The OtterServer is a platform for Digital Twins. It is where digital twins direct the performance of services in real life events. This means that digital twins do not repeat the same performance over and over again. They must be prepared to handle whatever reality comes their way.
Digital twins that direct the performance in a theater are symbolized by the following logo where P is for Possibility, A is for Actuality, N is for necessity, and AI is for Artificial Intelligence:
Otter Server Digital Twin
This logo indicates the components found in an OtterServer digital twin. This is the case for all twins of real-life entities such as an organization, person, place, and thing twins.
Organization and person twins may each have their own personal Otter Server. This singularity enhances security for an organization and for a person. Other digital twins such as the ones for places and things may for convenience share one or more Otter Servers.

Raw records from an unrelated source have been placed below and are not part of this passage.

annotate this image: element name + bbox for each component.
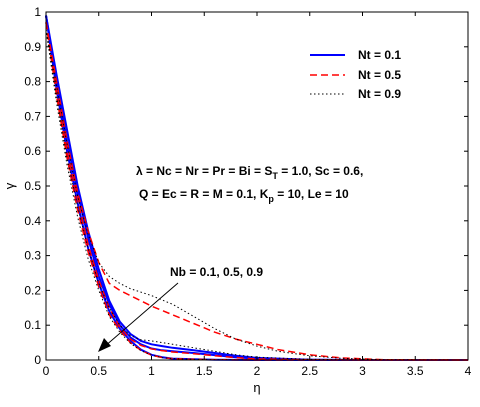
- series-line-nt-0-1-nb-0-9: [45, 15, 468, 361]
- series-line-nt-0-5-nb-0-5: [45, 22, 468, 361]
- parameters-line-1-tail: = 1.0, Sc = 0.6,: [278, 164, 363, 178]
- parameters-line-2-head: Q = Ec = R = M = 0.1, K: [139, 187, 269, 201]
- x-tick-label: 3: [359, 364, 366, 378]
- nb-annotation-arrowhead: [98, 338, 111, 352]
- legend-label-nt-0-1: Nt = 0.1: [358, 48, 401, 62]
- y-tick-label: 0.3: [24, 249, 41, 263]
- legend-label-nt-0-5: Nt = 0.5: [358, 68, 401, 82]
- y-tick-label: 0.5: [24, 179, 41, 193]
- ticks-layer: 0 0.5 1 1.5 2 2.5 3 3.5 4 0 0.1 0.2 0.3 0.4 0.5 0.6 0.7 0…: [24, 5, 471, 378]
- parameters-annotation-line-2: Q = Ec = R = M = 0.1, Kp = 10, Le = 10: [139, 187, 349, 204]
- x-tick-label: 2: [254, 364, 261, 378]
- x-tick-label: 4: [465, 364, 472, 378]
- parameters-line-2-subscript: p: [268, 194, 274, 204]
- nb-annotation-arrow-shaft: [103, 282, 179, 348]
- y-tick-label: 0.8: [24, 75, 41, 89]
- series-line-nt-0-5-nb-0-9: [45, 22, 469, 361]
- parameters-annotation-line-1: λ = Nc = Nr = Pr = Bi = ST = 1.0, Sc = 0…: [136, 164, 363, 181]
- parameters-line-1-head: λ = Nc = Nr = Pr = Bi = S: [136, 164, 272, 178]
- parameters-line-1-subscript: T: [272, 171, 278, 181]
- y-tick-label: 0.7: [24, 109, 41, 123]
- y-axis-label: γ: [2, 182, 17, 189]
- parameters-line-2-tail: = 10, Le = 10: [274, 187, 349, 201]
- y-tick-label: 0.2: [24, 283, 41, 297]
- x-tick-label: 3.5: [407, 364, 424, 378]
- y-tick-label: 0.6: [24, 144, 41, 158]
- x-tick-label: 2.5: [301, 364, 318, 378]
- y-tick-label: 0: [34, 353, 41, 367]
- x-tick-label: 0: [43, 364, 50, 378]
- y-tick-label: 0.9: [24, 40, 41, 54]
- legend: Nt = 0.1 Nt = 0.5 Nt = 0.9: [310, 48, 401, 101]
- y-tick-label: 0.4: [24, 214, 41, 228]
- nb-annotation-label: Nb = 0.1, 0.5, 0.9: [170, 265, 263, 279]
- legend-label-nt-0-9: Nt = 0.9: [358, 87, 401, 101]
- x-axis-label: η: [253, 380, 260, 395]
- x-tick-label: 1: [148, 364, 155, 378]
- x-tick-label: 1.5: [196, 364, 213, 378]
- y-tick-label: 0.1: [24, 318, 41, 332]
- y-tick-label: 1: [34, 5, 41, 19]
- x-tick-label: 0.5: [90, 364, 107, 378]
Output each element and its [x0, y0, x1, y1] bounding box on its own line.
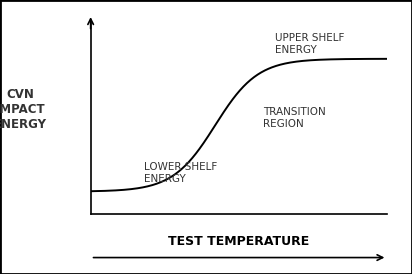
Text: LOWER SHELF
ENERGY: LOWER SHELF ENERGY — [144, 162, 217, 184]
Text: TRANSITION
REGION: TRANSITION REGION — [263, 107, 325, 129]
Text: CVN
IMPACT
ENERGY: CVN IMPACT ENERGY — [0, 88, 47, 131]
Text: TEST TEMPERATURE: TEST TEMPERATURE — [169, 235, 309, 248]
Text: UPPER SHELF
ENERGY: UPPER SHELF ENERGY — [274, 33, 344, 55]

When digital twins direct a performance in an OtterServer, they are directing under the digital twin’s possibility, actuality, and necessity categories. All are derived from description logic as implemented in the OWL2 ontology language.
Possibility: A digital twin’s possibility exposes the logical structure of domain information. Possibility is the Tbox (terminological component) of an ontology and its imports.
Actuality: The actuality is the database providing update and query functionality of named objects. It is the Abox (assertion components) of an ontology and its imports. The Abox DB of the OtterServer supports all of the OWL built-in data types and does not allow duplicate object names within a domain.
Necessity: The necessity describes the components, connections, and the software for processing information. All are defined using a Service Component Architecture ontology. Currently, component service software may be written in Java or Business Process Execution Language (BPEL).
AI: Directed by a digital twin, real-time data from the ecosystem or projection data from simulations are processed. As an outcome, analysis and explanation of all actions and captured data is available from each performance.
Digital Twins Communicate
Plug to Socket Communications
Cooperation of digital twins in different OtterServers occurs over asynchronous communications by connecting a plug of one twin to the socket of another twin. The link is established by a secured access request of a plug to a socket. The communications content is defined by class expressions, each expression being a subsumption of the possibility shared between the two digital twins.
The shared possibility provides the explanation of the communications and each communication is in a standard form. The communication’s content is a Service Data Object (SDO) serialized in JSON. An SDO is a logical graph of named objects.
Digital twins are ready to direct performances when their OtterServer is up and pauses when the not up. The OtterServer operates over the Internet using the Jetty HTTP server. As soon as a server is open, the digital twin may begin receiving communications and sending communications.
Internet browsers may access the sockets of a digital twin and provide services. For access, the browser uses a Javascript library provided by the OtterServer. The library contains scripts that support local access to a theater as a plug.